Die bleichen Ponies wirken wie geisterhafte Schatten einer Kindheit. Eine Zeit, an die Erwachsene sich zwar durchaus noch erinnern, die sie für sich aber wohl nicht mehr zurückholen können. Das freie, phantasievolle kindliche Spiel, in dem Spielregeln durchaus kreativ abgewandelt werden konnten. Es ist für die meisten erwachsenen Menschen nicht mehr möglich.

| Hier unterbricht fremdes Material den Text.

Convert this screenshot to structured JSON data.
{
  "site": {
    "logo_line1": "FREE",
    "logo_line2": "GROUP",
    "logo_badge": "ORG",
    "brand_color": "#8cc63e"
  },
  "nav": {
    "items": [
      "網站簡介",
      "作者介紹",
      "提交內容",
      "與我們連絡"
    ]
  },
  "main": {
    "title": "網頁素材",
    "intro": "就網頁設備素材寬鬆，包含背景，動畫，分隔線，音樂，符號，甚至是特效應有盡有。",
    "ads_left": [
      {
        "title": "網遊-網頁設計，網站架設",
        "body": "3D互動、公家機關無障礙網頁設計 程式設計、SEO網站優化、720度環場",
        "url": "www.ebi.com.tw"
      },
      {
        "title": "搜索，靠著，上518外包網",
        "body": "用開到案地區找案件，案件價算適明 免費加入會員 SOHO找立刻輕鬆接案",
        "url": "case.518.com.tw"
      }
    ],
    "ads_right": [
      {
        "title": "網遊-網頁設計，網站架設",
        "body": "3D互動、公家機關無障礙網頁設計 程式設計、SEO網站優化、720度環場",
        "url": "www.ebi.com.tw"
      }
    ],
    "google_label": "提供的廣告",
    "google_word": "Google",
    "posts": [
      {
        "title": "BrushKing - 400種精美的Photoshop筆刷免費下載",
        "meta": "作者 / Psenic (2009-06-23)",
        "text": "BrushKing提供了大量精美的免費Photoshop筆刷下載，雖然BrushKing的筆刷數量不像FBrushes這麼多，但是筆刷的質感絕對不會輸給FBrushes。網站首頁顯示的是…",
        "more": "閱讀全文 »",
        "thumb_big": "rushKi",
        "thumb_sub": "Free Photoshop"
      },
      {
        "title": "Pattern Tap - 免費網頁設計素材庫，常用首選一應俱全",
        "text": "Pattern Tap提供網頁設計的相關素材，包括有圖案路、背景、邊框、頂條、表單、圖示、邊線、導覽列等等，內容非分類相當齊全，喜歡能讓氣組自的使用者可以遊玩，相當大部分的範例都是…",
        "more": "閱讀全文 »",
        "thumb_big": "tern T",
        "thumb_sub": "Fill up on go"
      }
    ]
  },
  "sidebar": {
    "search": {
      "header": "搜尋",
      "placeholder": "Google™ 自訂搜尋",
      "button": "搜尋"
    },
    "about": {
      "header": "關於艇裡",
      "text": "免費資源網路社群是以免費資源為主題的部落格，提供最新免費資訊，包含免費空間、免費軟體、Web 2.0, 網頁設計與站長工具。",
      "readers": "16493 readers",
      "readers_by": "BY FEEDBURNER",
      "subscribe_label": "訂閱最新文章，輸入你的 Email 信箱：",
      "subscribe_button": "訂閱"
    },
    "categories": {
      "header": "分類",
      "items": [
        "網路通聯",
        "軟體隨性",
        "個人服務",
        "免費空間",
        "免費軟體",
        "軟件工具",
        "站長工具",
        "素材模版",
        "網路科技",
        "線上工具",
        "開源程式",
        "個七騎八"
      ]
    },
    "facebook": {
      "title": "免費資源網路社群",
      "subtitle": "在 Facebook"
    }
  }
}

Laura Föters Entscheidung, die ursprünglich grellbunten Figuren blassgrau zu übermalen, erinnert ein wenig an die teils radikalen Maßnahmen, mit denen Kinder sich ihr persönliches Spielzeug zu eigen machen. Vermutlich haben die meisten von uns auch mal ihre Puppen bemalt oder dem Pony die Haare geschnitten. Aus der „Massenware“ eines industriell gefertigten Spielzeugs wird auf diese Weise für das Kind ein höchstpersönliches, eindeutig identifizierbares Objekt. Und für Laura Flöter „ihr“ eigenes, unverwechselbares Ponyfigürchen.
Werktitel als Element der Identität
Es ist ganz ungewöhnlich für Laura Flöter, dass die Pony Reihe Titel hat. Die Künstlerin kennzeichnet und katalogisiert ihre Arbeiten in der Regel nur mit ihren Initialen und dem Entstehungsmonat und -jahr. Aber ihre neue Serie nennt sie hingegen explizit „Wonderland lost“. Darüber hinaus haben die einzelnen Arbeiten ebenfalls eigene Namen. Dies reflektiert zu einen die Vorgehensweise des ursprünglichen Herstellers und „Ponyfigur Erfinders“, den einzelnen Figürchen auch sprechende Namen zu geben. Es ist aber in der Tat auch ein deutliches Element der Aneignung der Figuren durch die Künstlerin.
„Atomic garnet pony“, „Gamma carnelian pony“, „Plutonium beryl pony”. “Meltdown emerald pony”, “Becquerel topaz pony” und “Uranium amethyst pony”. Diese Titel verweisen mit den (Halb)edelsteinnamen zum einen auf die Grundfarbigkeit der einzelnen Werke. Zum anderen lassen die Referenzen auf die Welt der Atomphysik komplexe Assoziationen zu, die wohl auch Unsicherheit und Unbehagen inkludieren. „Eery“, also „unheimlich, furchterregend, gruselig, gespensterhaft“ nennt Laura Flöter selbst diese Stimmung. Auch der „Schattencharakter“ der Ponies, ihre spukhafte Gestaltung steht in diesem Kontext.
Die Pony Reihe „Wonderland lost“ bildet den Auftakt einer ganzen Serie, in der Laura Flöter unverwechselbare Spielzeug Figuren inszeniert und neu interpretiert. Laura Flöter gibt auch hier keine verbindliche „Lesart“ für ihre Arbeiten vor. Die Interpretation entsteht vielmehr aus den individuellen Erinnerungen der Betrachterinnen und Betrachter, aus ihren persönlichen Assoziationen und Verknüpfungen.